Çanakkale Savaşı; 18 Mart 1915 tarihinde, dönemin en büyük donanmalarına sahip İtilaf Devletleri’nin, Anadolu’yu ele geçirmek istemeleriyle, Osmanlı Devletine karşı başlatılmış bir savaştır. Ama Çanakkale Zaferi, insanlık tarihine geçmiş, eşine az rastlanır bir kahramanlık destanıdır. Savunma yaptığımız bu kanlı savaş, büyük bir zaferle sonuçlanmıştır. Atatürk’ün askerlerimize:

'Ben size taarruzu değil, ölmeyi emrediyorum!' dediği ve öleceklerini bile bile savaşan kahramanların zaferidir Çanakkale Savaşı…

Çanakkale Savaşı’nın yaşanmış hikayeleri, olayları ve anılarından söz etmek istiyorum. Çünkü bunlar, savaşın trajedilerini ve insani boyutlarını daha iyi anlatacaktır bizlere…

Savaş Hikayeleri Ve Anılar

'Savaş sırasında Anzak (Avustralya ve Yeni Zelanda askerlerine Anzaklar deniyordu.) askerlerinin olduğu yerde su az bulunurken, Türk askerlerinin olduğu yerde bolca vardı. Türk askerleri su taşırken, karşılarına Anzak askerleri çıktı ve tüfeklerini atarak, su içmeye başladılar. Türk askerleri, Anzak askerlerini alarak, komutanlarına götürdüler ve komutanlarına, susuzluktan ölmelerini istemedikleri için, su içmelerine izin verdiklerini söylediler. Bu olayı dinledikten sonra Esat Paşa, askerleri tebrik etti ve onlara bahşiş verdi.'

'Çanakkale Savaşı’nda savaşan ve bir koluyla bir ayağını kaybeden Fransız general, ülkesine döndükten sonra şunları anlatmıştır:

_ Fransızlar, Türkler gibi mert bir millet ile savaştığınız için gurur duyabilirsiniz. Hiçbir zaman unutmam. Savaş sahasında savaş bitmişti ve biz de yaralıların arasında dolaşıyorduk. Türk ve Fransız askerleri de az önce süngüye girmiş ve ağır darbeler almışlardı. Yerde bir Fransız askeri yatıyordu, bir Türk askeri de kendi gömleğini yırtmış ve Fransız askerin kanlarını temizliyordu.

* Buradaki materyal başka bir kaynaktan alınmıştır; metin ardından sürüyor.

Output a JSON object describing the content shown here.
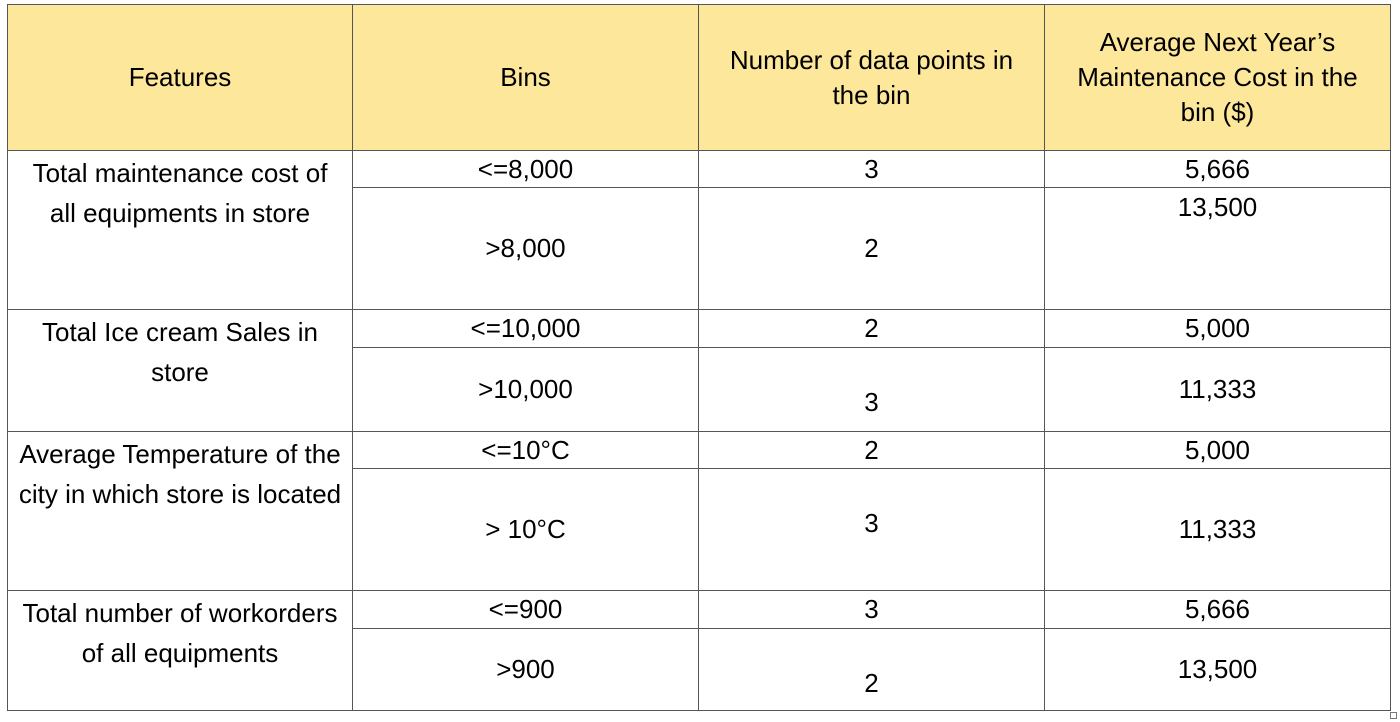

Neden öldürmek istediğiniz askerlere yardım ediyorsunuz diye sorduğumda, şu yanıtı aldım; 'Yaralandığı zaman cebinden yaşlı bir kadının resmini çıkardı. Herhalde annesidir diye düşündüm ve benim kimsem yoktu. İstedim ki, bari o, onu bekleyen annesinin yanına sağ salim dönsün. O sırada gördüm ki; o Türk asker de yaralıydı ve bu durumdayken, Fransız askerine yardım etmeyi seçmişti.

Sonrasında ise ikisi de öldüler. Türk askeri eğer o Fransız askerine yardım etmek için zaman kaybetmeseydi, belki de kurtulabilirdi. Bu olay, beni derinden yaralamıştı.'

Not: Ben sizlere Yazar Buket Uzuner’in 'Çanakkale Uzun Beyaz Bulut'romanını okumanızı tavsiye ediyorum. Çok seveceğinizi düşündüğüm romanda bahsedilen 'Uzun Beyaz Bulut” Yeni Zelanda Maori yerlilerinin dilinde, ülkelerinin adıdır. Çünkü Yeni Zelanda gerçekten de buluta benzer.